Sourdough pizza is one of our principle recipes when it comes to sharing our knowledge about how baking can have a positive impact on mental health.
This simple sourdough pizza recipe can form the basis for a whole range of healthy meals by varying the toppings. One of our foundational values is to share knowledge openly, and when it comes to sharing, pizza is the perfect choice.
As part of the Sourdough Club, we teach a detailed course on how to make sourdough pizzas, which also covers how to apply our core principles of baking to nourish and how this can impact the positive microbes in your gut. These microbes are involved with the production of the neurotransmitters needed by your brain.
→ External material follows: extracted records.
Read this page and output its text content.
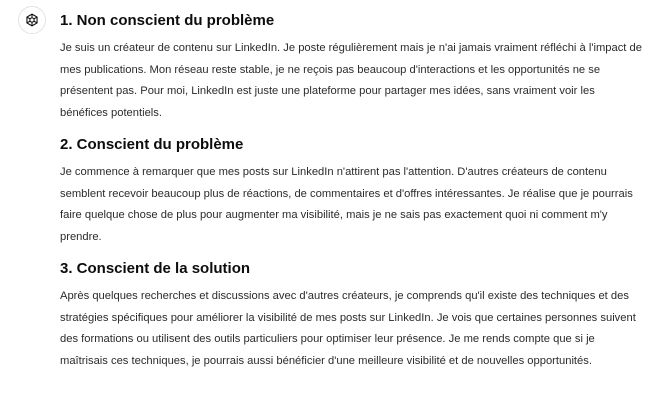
1. Non conscient du problème

Je suis un créateur de contenu sur LinkedIn. Je poste régulièrement mais je n'ai jamais vraiment réfléchi à l'impact de mes publications. Mon réseau reste stable, je ne reçois pas beaucoup d'interactions et les opportunités ne se présentent pas. Pour moi, LinkedIn est juste une plateforme pour partager mes idées, sans vraiment voir les bénéfices potentiels.

2. Conscient du problème

Je commence à remarquer que mes posts sur LinkedIn n'attirent pas l'attention. D'autres créateurs de contenu semblent recevoir beaucoup plus de réactions, de commentaires et d'offres intéressantes. Je réalise que je pourrais faire quelque chose de plus pour augmenter ma visibilité, mais je ne sais pas exactement quoi ni comment m'y prendre.

3. Conscient de la solution

Après quelques recherches et discussions avec d'autres créateurs, je comprends qu'il existe des techniques et des stratégies spécifiques pour améliorer la visibilité de mes posts sur LinkedIn. Je vois que certaines personnes suivent des formations ou utilisent des outils particuliers pour optimiser leur présence. Je me rends compte que si je maîtrisais ces techniques, je pourrais aussi bénéficier d'une meilleure visibilité et de nouvelles opportunités.
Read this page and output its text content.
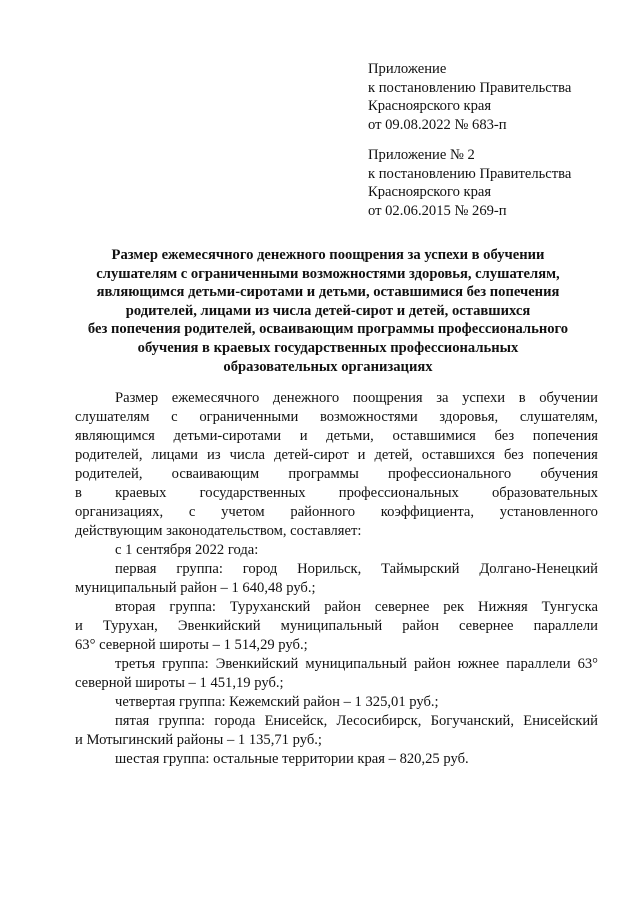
Приложение
к постановлению Правительства
Красноярского края
от 09.08.2022 № 683-п
Приложение № 2
к постановлению Правительства
Красноярского края
от 02.06.2015 № 269-п
Размер ежемесячного денежного поощрения за успехи в обучении
слушателям с ограниченными возможностями здоровья, слушателям,
являющимся детьми-сиротами и детьми, оставшимися без попечения
родителей, лицами из числа детей-сирот и детей, оставшихся
без попечения родителей, осваивающим программы профессионального
обучения в краевых государственных профессиональных
образовательных организациях
Размер ежемесячного денежного поощрения за успехи в обучении
слушателям с ограниченными возможностями здоровья, слушателям,
являющимся детьми-сиротами и детьми, оставшимися без попечения
родителей, лицами из числа детей-сирот и детей, оставшихся без попечения
родителей, осваивающим программы профессионального обучения
в краевых государственных профессиональных образовательных
организациях, с учетом районного коэффициента, установленного
действующим законодательством, составляет:
с 1 сентября 2022 года:
первая группа: город Норильск, Таймырский Долгано-Ненецкий
муниципальный район – 1 640,48 руб.;
вторая группа: Туруханский район севернее рек Нижняя Тунгуска
и Турухан, Эвенкийский муниципальный район севернее параллели
63° северной широты – 1 514,29 руб.;
третья группа: Эвенкийский муниципальный район южнее параллели 63°
северной широты – 1 451,19 руб.;
четвертая группа: Кежемский район – 1 325,01 руб.;
пятая группа: города Енисейск, Лесосибирск, Богучанский, Енисейский
и Мотыгинский районы – 1 135,71 руб.;
шестая группа: остальные территории края – 820,25 руб.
Baking in this way is about connecting. It’s about being sociable and about making what we eat count. If you are able, I highly recommend using British farmhouse cheeses from Neal’s Yard Dairy, and finishing your pizza with wild oregano. This recipe incorporates just 20% whole grains. With its slow fermentation and high-quality topping ingredients, a sourdough pizza can be a healthy and delicious meal.
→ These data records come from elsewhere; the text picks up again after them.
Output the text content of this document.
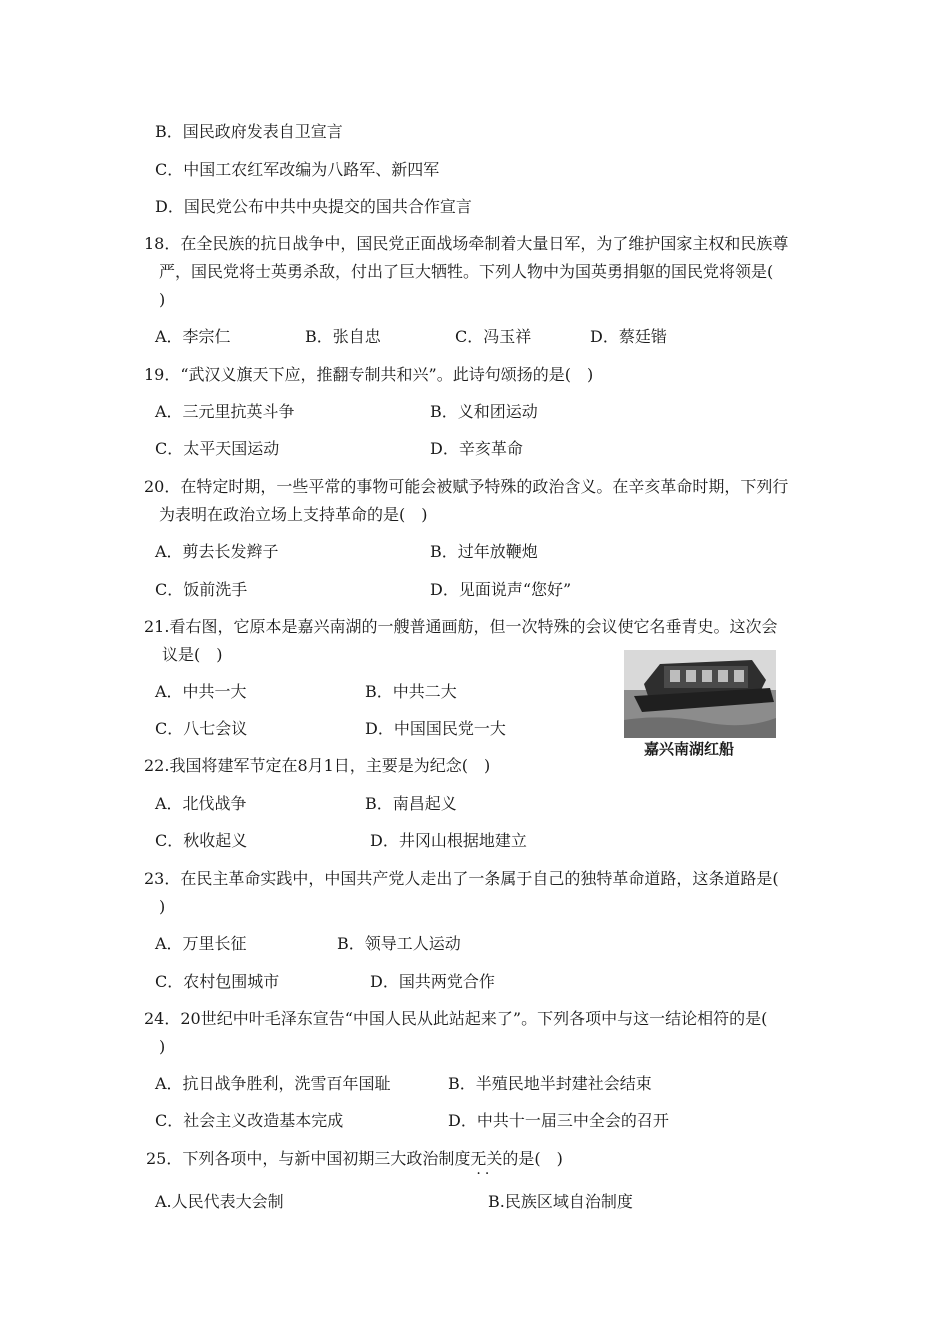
B．国民政府发表自卫宣言
C．中国工农红军改编为八路军、新四军
D．国民党公布中共中央提交的国共合作宣言
18．在全民族的抗日战争中，国民党正面战场牵制着大量日军，为了维护国家主权和民族尊
严，国民党将士英勇杀敌，付出了巨大牺牲。下列人物中为国英勇捐躯的国民党将领是(
)
A．李宗仁	B．张自忠	C．冯玉祥	D．蔡廷锴
19．“武汉义旗天下应，推翻专制共和兴”。此诗句颂扬的是(　)
A．三元里抗英斗争	B．义和团运动
C．太平天国运动	D．辛亥革命
20．在特定时期，一些平常的事物可能会被赋予特殊的政治含义。在辛亥革命时期，下列行
为表明在政治立场上支持革命的是(　)
A．剪去长发辫子	B．过年放鞭炮
C．饭前洗手	D．见面说声“您好”
21.看右图，它原本是嘉兴南湖的一艘普通画舫，但一次特殊的会议使它名垂青史。这次会
议是(　)
A．中共一大	B．中共二大
C．八七会议	D．中国国民党一大
嘉兴南湖红船
22.我国将建军节定在8月1日，主要是为纪念(　)
A．北伐战争	B．南昌起义
C．秋收起义	D．井冈山根据地建立
23．在民主革命实践中，中国共产党人走出了一条属于自己的独特革命道路，这条道路是(
)
A．万里长征	B．领导工人运动
C．农村包围城市	D．国共两党合作
24．20世纪中叶毛泽东宣告“中国人民从此站起来了”。下列各项中与这一结论相符的是(
)
A．抗日战争胜利，洗雪百年国耻	B．半殖民地半封建社会结束
C．社会主义改造基本完成	D．中共十一届三中全会的召开
25．下列各项中，与新中国初期三大政治制度无关 ··的是(　)
A.人民代表大会制	B.民族区域自治制度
If you are new to making pizza, then a pizza peel is very useful indeed. The instructions here are for a conventional oven, but for really great Neapolitan-style pizzas, consider investing in a Gozney Roccbox Pizza Oven or a Stadler Made Outdoor Oven, both of which will take your pizzas to another level!
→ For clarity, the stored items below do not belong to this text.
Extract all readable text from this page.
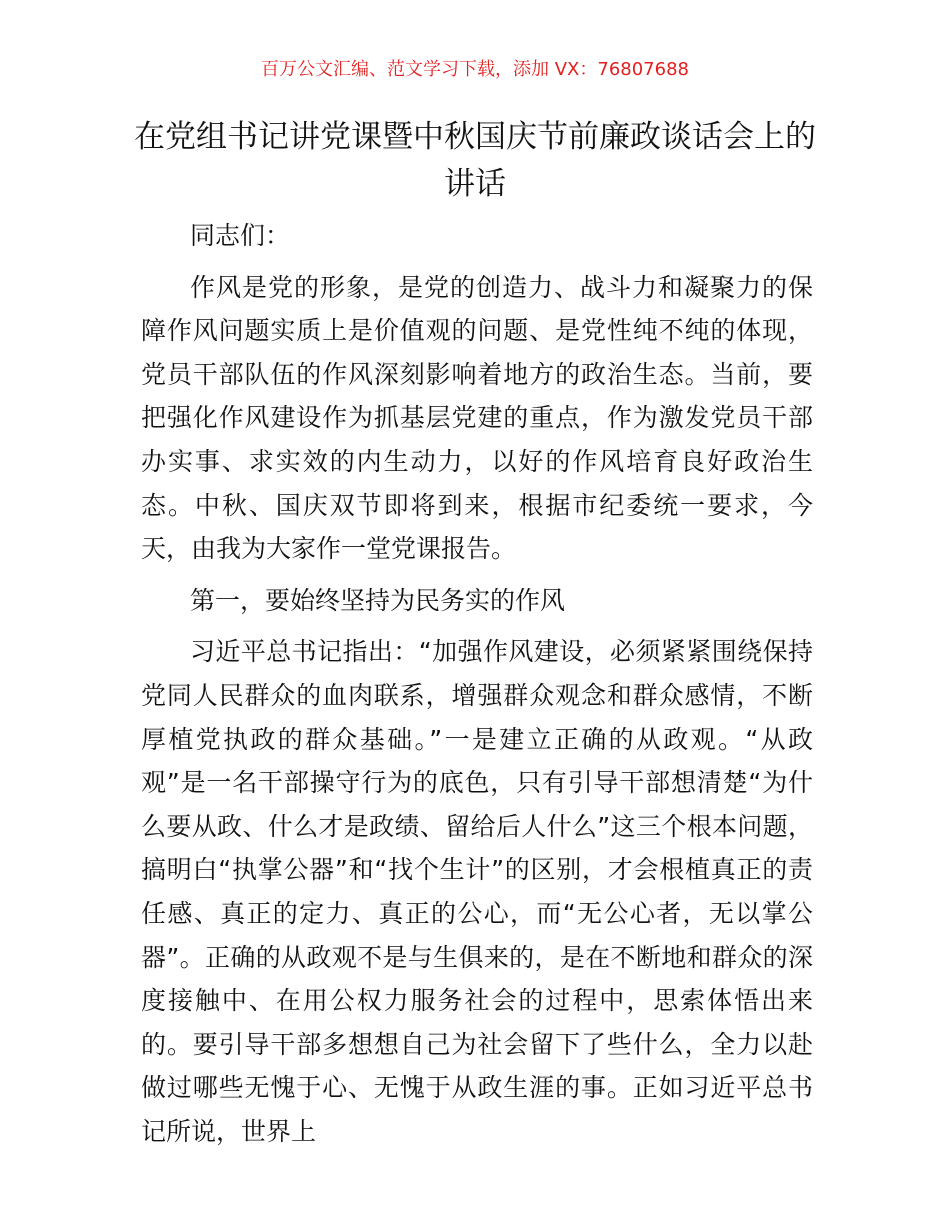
百万公文汇编、范文学习下载，添加 VX：76807688
在党组书记讲党课暨中秋国庆节前廉政谈话会上的讲话

同志们：

作风是党的形象，是党的创造力、战斗力和凝聚力的保障作风问题实质上是价值观的问题、是党性纯不纯的体现，党员干部队伍的作风深刻影响着地方的政治生态。当前，要把强化作风建设作为抓基层党建的重点，作为激发党员干部办实事、求实效的内生动力，以好的作风培育良好政治生态。中秋、国庆双节即将到来，根据市纪委统一要求，今天，由我为大家作一堂党课报告。

第一，要始终坚持为民务实的作风

习近平总书记指出：“加强作风建设，必须紧紧围绕保持党同人民群众的血肉联系，增强群众观念和群众感情，不断厚植党执政的群众基础。”一是建立正确的从政观。“从政观”是一名干部操守行为的底色，只有引导干部想清楚“为什么要从政、什么才是政绩、留给后人什么”这三个根本问题，搞明白“执掌公器”和“找个生计”的区别，才会根植真正的责任感、真正的定力、真正的公心，而“无公心者，无以掌公器”。正确的从政观不是与生俱来的，是在不断地和群众的深度接触中、在用公权力服务社会的过程中，思索体悟出来的。要引导干部多想想自己为社会留下了些什么，全力以赴做过哪些无愧于心、无愧于从政生涯的事。正如习近平总书记所说，世界上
For more top tips on making and baking sourdough pizzas, as well as ensuring maximum nutrition and nourishment for your gut, take a look at our sourdough pizza guide.
Makes 2 x 30cm pizzas >
For The Dough
- 100g bubbly, lively starter
- 300ml water at 22°C
- 400g ‘00’ flour
- 100g stoneground wholegrain flour
- 10g fine sea salt
- 2 tablespoons olive oil, plus extra for oiling your hands
- 20g finely ground semolina flour, for dusting the peel
- For the topping:
- 200g mozzarella cheese
- 280g tomato pizza sauce
- any other toppings of your choice
- fresh herbs, to serve
230°C/450°F/gas mark 8
|Refresh your starter||Day 1, 9pm|
|Make the dough and leave to rest||Day 2, 8am|
|Knead the dough for 5 minutes, then leave in a warm place||Day 2, 8.10am|
|Preheat oven and baking stone, shape the dough into balls and leave for an hour||Day 2, 5pm|
|Stretch bases and prepare peels||Day 2, 6pm|
|Add toppings to pizzas||Day 2, 6.10pm|
|Bake pizzas||Day 2, 6.15pm|
|Leave to cool a little, then top with herbs and serve||Day 2, 6.25pm|
Refresh your starter the evening before you want to eat your sourdough pizzas. The next morning, make the pizza dough by mixing together the starter, water, ‘00’ flour, wholegrain flour, sea salt and olive oil, making sure all the flour is incorporated. Cover with a damp tea towel and leave for a few minutes. Meanwhile, return the unused starter to the fridge.
Lightly oil your hands and knead the dough well for 5 minutes. Set it aside somewhere warm and cover with a clean damp tea towel until the evening.
At 5pm, place a baking stone on the bottom rack of the oven and preheat the oven to 230°C/450°F/gas mark 8. Place the dough on a floured surface and divide into two. Lightly shape the portions into balls. Cover and leave to rest for about 45 minutes–1 hour.
Using your fingertips, press each dough ball out to your required shape, then stretch gently with your hands to get a thin pizza base. Prepare your pizza peel by evenly sprinkling some semolina over it, then roll the first pizza base over a rolling pin and transfer it to the peel.
Place 2 large tablespoons of the tomato sauce in the centre of the pizza and spread it evenly all the way to the edges of the dough. Add some cheese and any chosen toppings, then transfer the pizza to the oven, then repeat with the remaining dough and toppings.
Bake for 10–12 minutes, then check. Bake for a little longer if the pizzas are not quite ready. Allow to cool a little before serving, scattered with fresh herbs.